In Germania le librerie riaprono l’8 marzo

di Bruno Giancarli notizia del 4 marzo 2021

Attenzione, controllare i dati.

Dopo settimane di pressioni da parte dell’associazione del commercio libraio tedesca – e di numeri allarmanti per il settore – le librerie in Germania potranno finalmente riaprire: lo ha annunciato ieri, il 3 marzo la cancelliera Merkel. L’operazione si inserisce all’interno di un piano di più vasta portata articolato in cinque punti per allentare in maniera graduale le restrizioni vigenti nel Paese. Rimangono chiaramente in vigore le limitazioni sull’affluenza dei clienti (uno ogni dieci metri quadrati) e sull’uso delle mascherine. La notizia è ancora più importante per le motivazioni che vi sono dietro: viene affermato che le librerie vendono beni essenziali, decisione analoga a quella presa pochi giorni fa in Francia. Come ricorda Alexander Skipis, CEO della Börsenverein des Deutschen Buchhandels, si tratta di un prezioso riconoscimento del valore culturale delle stesse, oltre che del loro contributo al benessere della società.
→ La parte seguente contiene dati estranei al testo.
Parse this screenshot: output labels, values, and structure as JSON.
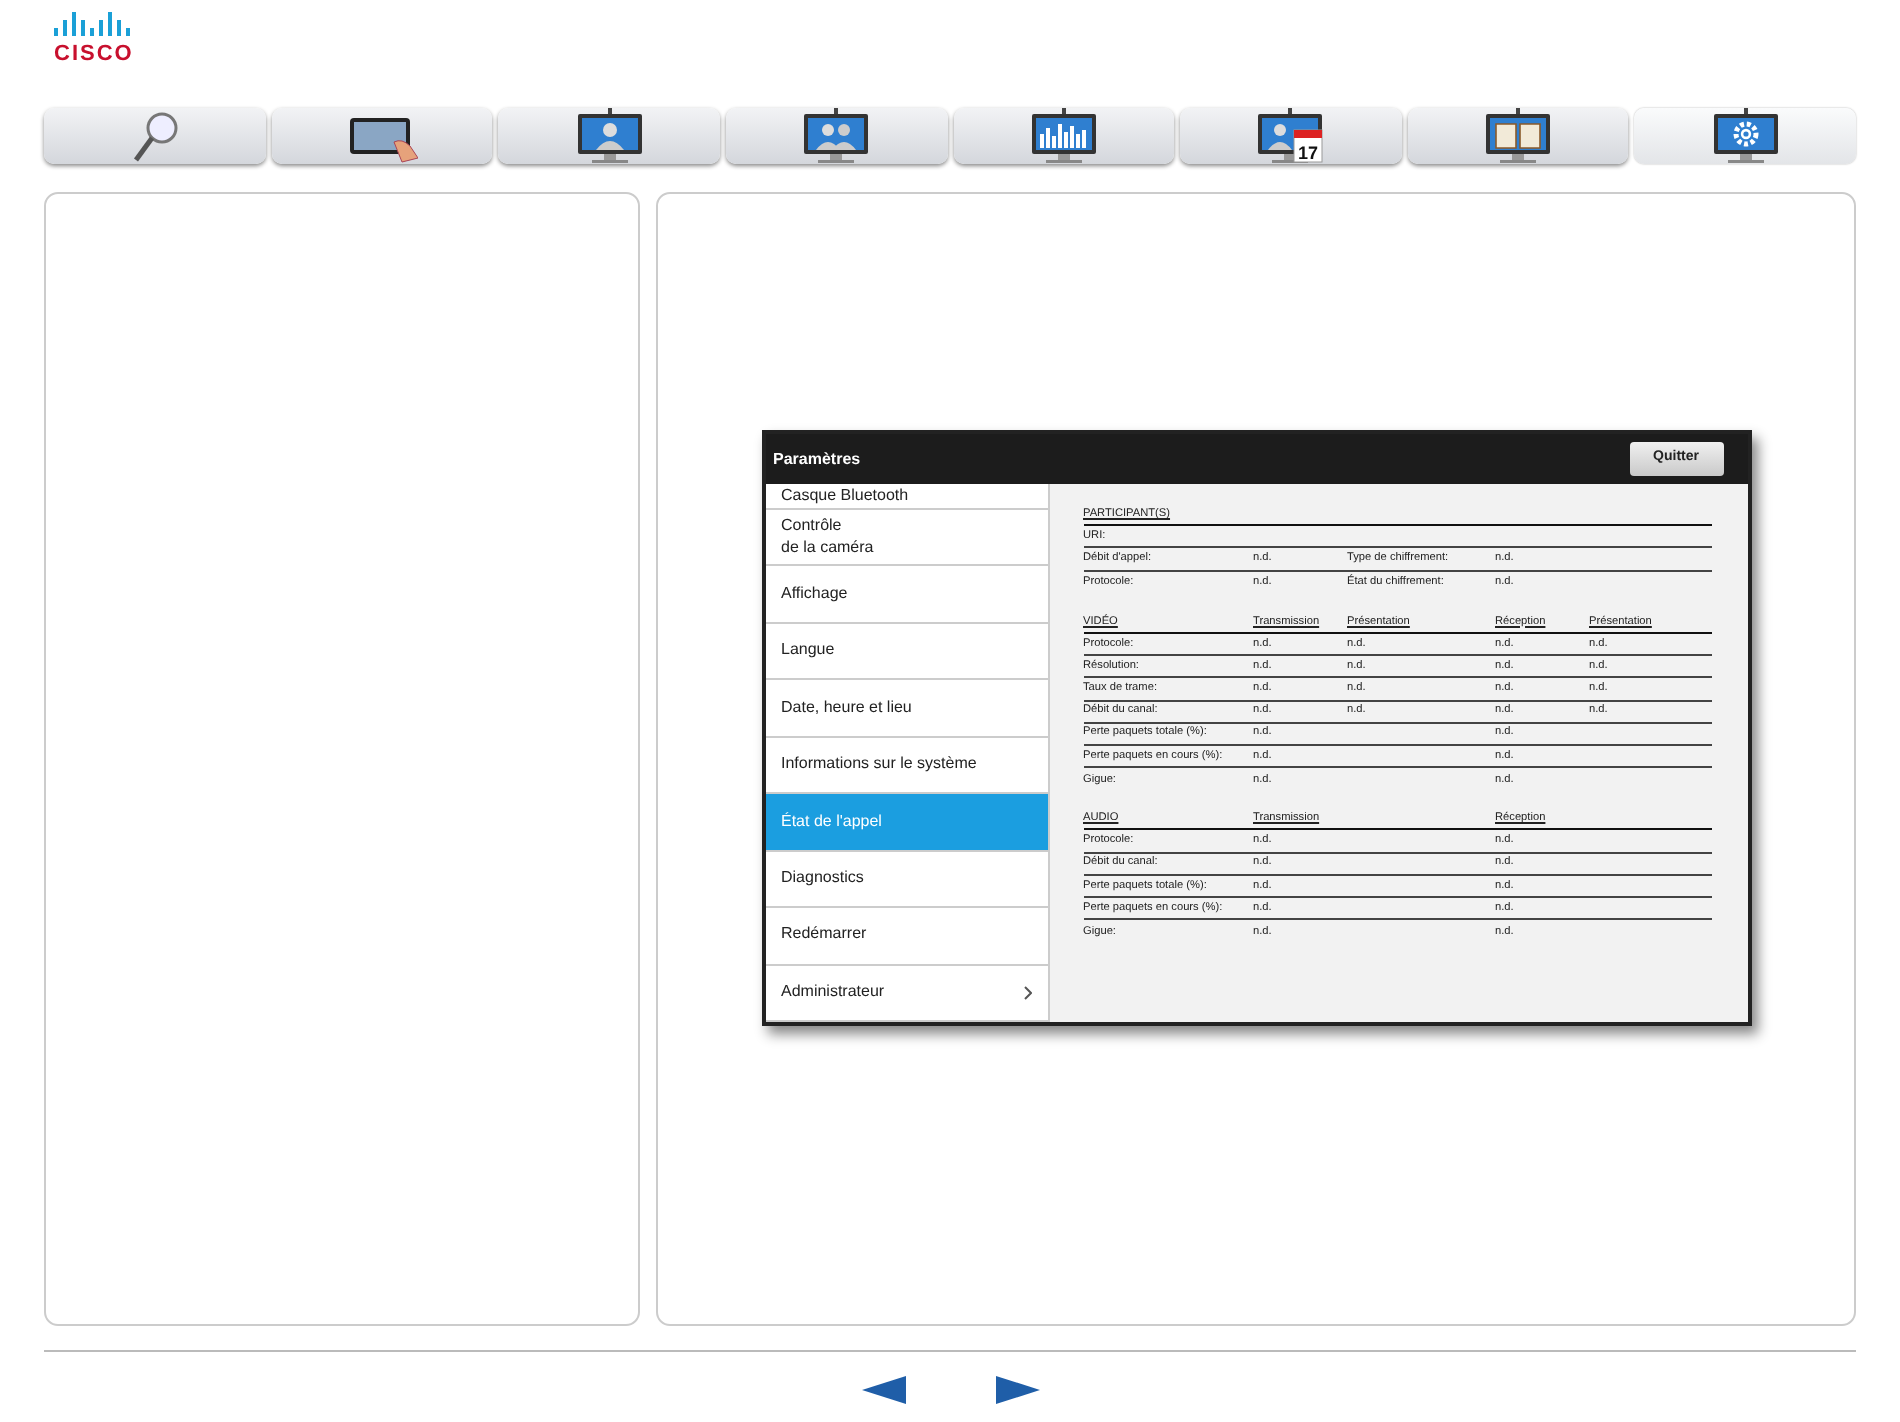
{
  "logo": {
    "text": "CISCO"
  },
  "tabs": [
    {
      "kind": "search",
      "selected": false
    },
    {
      "kind": "touch",
      "selected": false
    },
    {
      "kind": "person",
      "selected": false
    },
    {
      "kind": "people",
      "selected": false
    },
    {
      "kind": "chart",
      "selected": false
    },
    {
      "kind": "calendar",
      "selected": false,
      "day": "17"
    },
    {
      "kind": "book",
      "selected": false
    },
    {
      "kind": "gear",
      "selected": true
    }
  ],
  "device_window": {
    "title": "Paramètres",
    "quit_button": "Quitter",
    "menu": [
      {
        "label": "Casque Bluetooth",
        "selected": false,
        "has_submenu": false
      },
      {
        "label": "Contrôle\nde la caméra",
        "selected": false,
        "has_submenu": false
      },
      {
        "label": "Affichage",
        "selected": false,
        "has_submenu": false
      },
      {
        "label": "Langue",
        "selected": false,
        "has_submenu": false
      },
      {
        "label": "Date, heure et lieu",
        "selected": false,
        "has_submenu": false
      },
      {
        "label": "Informations sur le système",
        "selected": false,
        "has_submenu": false
      },
      {
        "label": "État de l'appel",
        "selected": true,
        "has_submenu": false
      },
      {
        "label": "Diagnostics",
        "selected": false,
        "has_submenu": false
      },
      {
        "label": "Redémarrer",
        "selected": false,
        "has_submenu": false
      },
      {
        "label": "Administrateur",
        "selected": false,
        "has_submenu": true
      }
    ],
    "sections": [
      {
        "header": {
          "column_1": "PARTICIPANT(S)"
        },
        "rows": [
          {
            "column_1": "URI:"
          },
          {
            "column_1": "Débit d'appel:",
            "column_2": "n.d.",
            "column_3": "Type de chiffrement:",
            "column_4": "n.d."
          },
          {
            "column_1": "Protocole:",
            "column_2": "n.d.",
            "column_3": "État du chiffrement:",
            "column_4": "n.d."
          }
        ]
      },
      {
        "header": {
          "column_1": "VIDÉO",
          "column_2": "Transmission",
          "column_3": "Présentation",
          "column_4": "Réception",
          "column_5": "Présentation"
        },
        "rows": [
          {
            "column_1": "Protocole:",
            "column_2": "n.d.",
            "column_3": "n.d.",
            "column_4": "n.d.",
            "column_5": "n.d."
          },
          {
            "column_1": "Résolution:",
            "column_2": "n.d.",
            "column_3": "n.d.",
            "column_4": "n.d.",
            "column_5": "n.d."
          },
          {
            "column_1": "Taux de trame:",
            "column_2": "n.d.",
            "column_3": "n.d.",
            "column_4": "n.d.",
            "column_5": "n.d."
          },
          {
            "column_1": "Débit du canal:",
            "column_2": "n.d.",
            "column_3": "n.d.",
            "column_4": "n.d.",
            "column_5": "n.d."
          },
          {
            "column_1": "Perte paquets totale (%):",
            "column_2": "n.d.",
            "column_4": "n.d."
          },
          {
            "column_1": "Perte paquets en cours (%):",
            "column_2": "n.d.",
            "column_4": "n.d."
          },
          {
            "column_1": "Gigue:",
            "column_2": "n.d.",
            "column_4": "n.d."
          }
        ]
      },
      {
        "header": {
          "column_1": "AUDIO",
          "column_2": "Transmission",
          "column_4": "Réception"
        },
        "rows": [
          {
            "column_1": "Protocole:",
            "column_2": "n.d.",
            "column_4": "n.d."
          },
          {
            "column_1": "Débit du canal:",
            "column_2": "n.d.",
            "column_4": "n.d."
          },
          {
            "column_1": "Perte paquets totale (%):",
            "column_2": "n.d.",
            "column_4": "n.d."
          },
          {
            "column_1": "Perte paquets en cours (%):",
            "column_2": "n.d.",
            "column_4": "n.d."
          },
          {
            "column_1": "Gigue:",
            "column_2": "n.d.",
            "column_4": "n.d."
          }
        ]
      }
    ]
  }
}
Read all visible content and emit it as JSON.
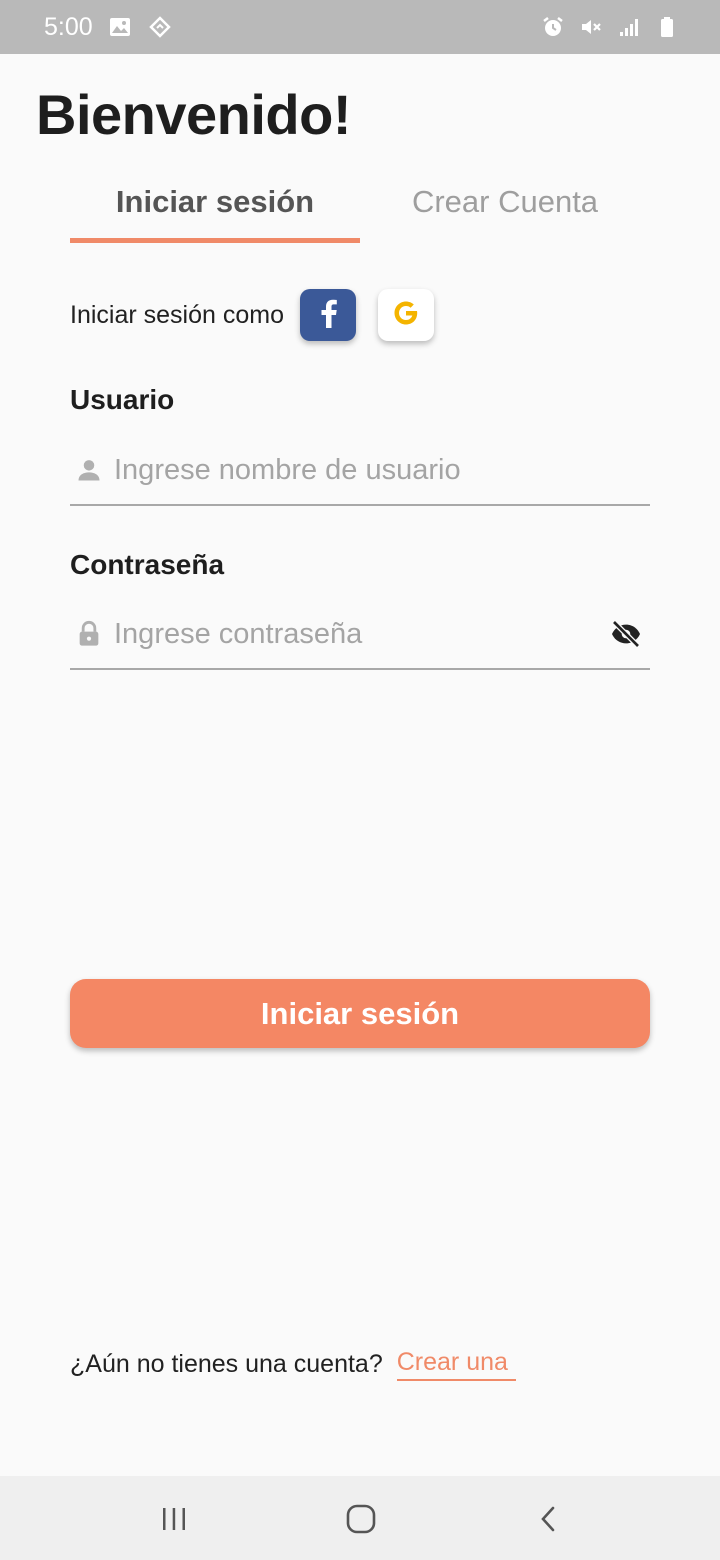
{
  "status_bar": {
    "time": "5:00",
    "left_icons": [
      "image-icon",
      "navigation-diamond-icon"
    ],
    "right_icons": [
      "alarm-icon",
      "vibrate-mute-icon",
      "signal-icon",
      "battery-icon"
    ]
  },
  "page": {
    "title": "Bienvenido!"
  },
  "tabs": {
    "login_label": "Iniciar sesión",
    "create_label": "Crear Cuenta",
    "active": "login"
  },
  "social": {
    "label": "Iniciar sesión como",
    "facebook_icon": "facebook-icon",
    "google_icon": "google-icon"
  },
  "form": {
    "username_label": "Usuario",
    "username_placeholder": "Ingrese nombre de usuario",
    "username_value": "",
    "password_label": "Contraseña",
    "password_placeholder": "Ingrese contraseña",
    "password_value": ""
  },
  "actions": {
    "submit_label": "Iniciar sesión"
  },
  "signup": {
    "prompt": "¿Aún no tienes una cuenta?",
    "link": "Crear una"
  },
  "colors": {
    "accent": "#f48764",
    "facebook": "#3b5998",
    "google_g": "#f4b400",
    "status_bar": "#b9b9b9"
  },
  "nav_bar": {
    "icons": [
      "recents-icon",
      "home-icon",
      "back-icon"
    ]
  }
}
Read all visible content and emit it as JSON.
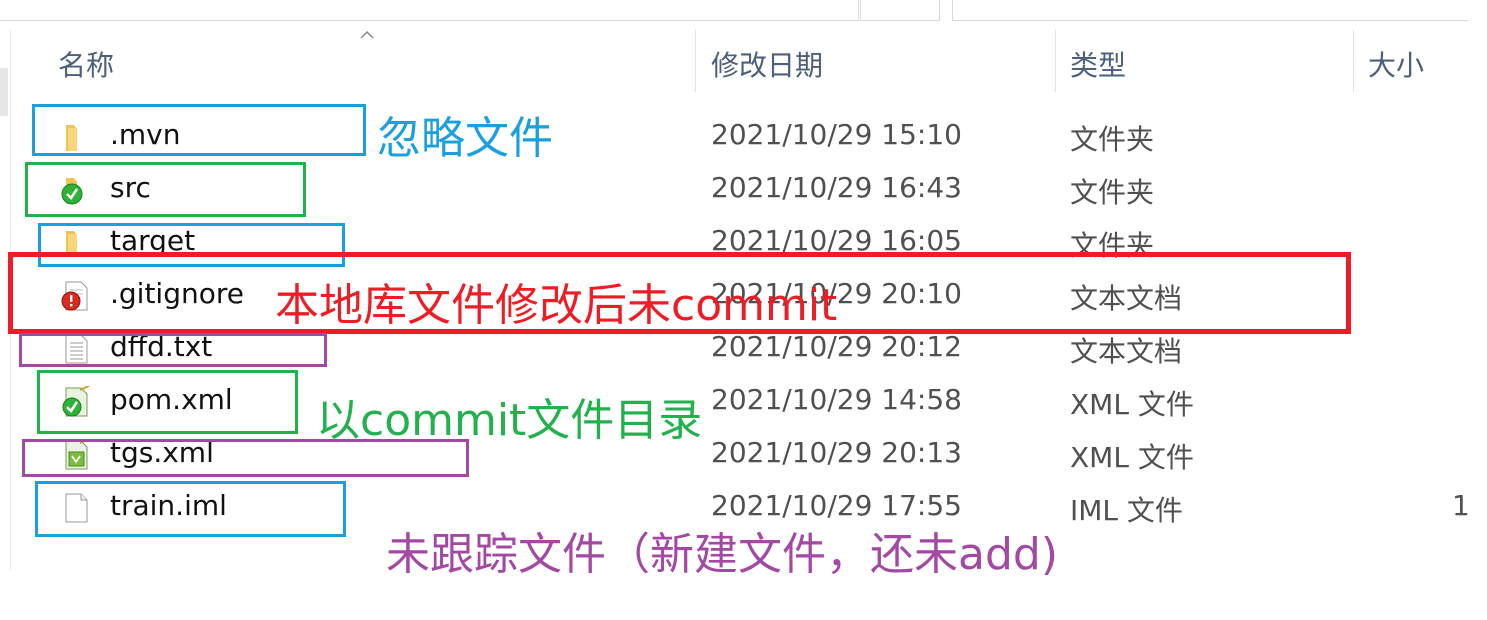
{
  "header": {
    "name": "名称",
    "date_modified": "修改日期",
    "type": "类型",
    "size": "大小"
  },
  "files": [
    {
      "name": ".mvn",
      "date": "2021/10/29 15:10",
      "type": "文件夹",
      "size": "",
      "icon": "folder-icon"
    },
    {
      "name": "src",
      "date": "2021/10/29 16:43",
      "type": "文件夹",
      "size": "",
      "icon": "folder-committed-icon"
    },
    {
      "name": "target",
      "date": "2021/10/29 16:05",
      "type": "文件夹",
      "size": "",
      "icon": "folder-icon"
    },
    {
      "name": ".gitignore",
      "date": "2021/10/29 20:10",
      "type": "文本文档",
      "size": "",
      "icon": "modified-file-icon"
    },
    {
      "name": "dffd.txt",
      "date": "2021/10/29 20:12",
      "type": "文本文档",
      "size": "",
      "icon": "text-file-icon"
    },
    {
      "name": "pom.xml",
      "date": "2021/10/29 14:58",
      "type": "XML 文件",
      "size": "",
      "icon": "xml-committed-icon"
    },
    {
      "name": "tgs.xml",
      "date": "2021/10/29 20:13",
      "type": "XML 文件",
      "size": "",
      "icon": "xml-file-icon"
    },
    {
      "name": "train.iml",
      "date": "2021/10/29 17:55",
      "type": "IML 文件",
      "size": "1",
      "icon": "blank-file-icon"
    }
  ],
  "annotations": {
    "ignored": "忽略文件",
    "modified": "本地库文件修改后未commit",
    "committed": "以commit文件目录",
    "untracked": "未跟踪文件（新建文件，还未add)"
  },
  "colors": {
    "ignored": "#1aa0e0",
    "committed": "#22b14c",
    "modified": "#ee1c25",
    "untracked": "#a349a4",
    "header_text": "#4c607a"
  }
}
Francia e Germania hanno fatto dunque tesoro dell’esperienza italiana: il nostro Paese, grazie ad AIE, è stato infatti il primo in Europa a considerare già a novembre il libro un bene essenziale.           

Le librerie tedesche, del resto, avevano bisogno di questo cambio di marcia: dal lockdown del 16 dicembre 2020 hanno conosciuto soltanto prestazioni più che negative (basti ricordare il -48,9% di gennaio e il -36,1% di febbraio). Con il nuovo regolamento verranno applicate le direttive già in precedenza valide a Berlino, Brandeburgo e Sassonia-Anhalt, gli unici Land nei quali le librerie non erano chiuse. La riapertura di per sé non è la panacea di tutti i mali, ma una condizione indispensabile della ripresa sì. Lo dimostra un’analisi di Buchreport: se si considera la differenza tra i tre Land aperti e i restanti nel mese di febbraio si nota che il commercio libraio è andato sensibilmente meglio nei primi, senza però raggiungere i valori del 2020. Ciò conduce a una riflessione di più ampio respiro: per quanto la libreria sia un presidio culturale, occorre considerare la sua collocazione nel tessuto urbano. È facile capire come una libreria aperta in mezzo a decine di altre attività chiuse non possa costituire da sola un’attrattiva sufficiente per tutti i consumatori, e un discorso del genere non vale presumibilmente soltanto per librerie collocate nei luoghi di passaggio per antonomasia (aeroporti, stazioni, centri commerciali e così via). Febbraio è stato un mese lievemente migliore di gennaio per l’editoria tedesca – si è passati dal -19,7% al -12,4% a valore – e, se l’emergenza sanitaria non dovesse condurre a un nuovo inasprimento delle restrizioni, a marzo il trend potrebbe proseguire. Per una piena ripresa delle librerie, però, non è implausibile che i tempi saranno più lunghi: non è un luogo comune affermare che una libreria è viva soltanto all’interno di una comunità cittadina viva.

In questo momento, in ogni caso, è opportuno concentrarsi sull’aspetto positivo della vicenda. Le recenti decisioni di Germania e Francia, assieme a quella italiana di novembre, fanno bene all’editoria europea nel suo complesso. Adesso che le prime tre industrie editoriali dell’UE (data l’uscita del Regno Unito) sono concordi nel ritenere il libro un bene essenziale, la speranza è che il loro esempio inneschi un circolo virtuoso, affinché questa strada venga intrapresa da quanti più Paesi possibile.

L'autore: Bruno Giancarli

Dottorato in filosofia a Firenze, Master in editoria di Unimi, Aie e Fondazione Mondadori. Attualmente lavoro presso l'Ufficio studi Aie. Mi interessano i dati della filiera editoriale e le loro possibili interpretazioni.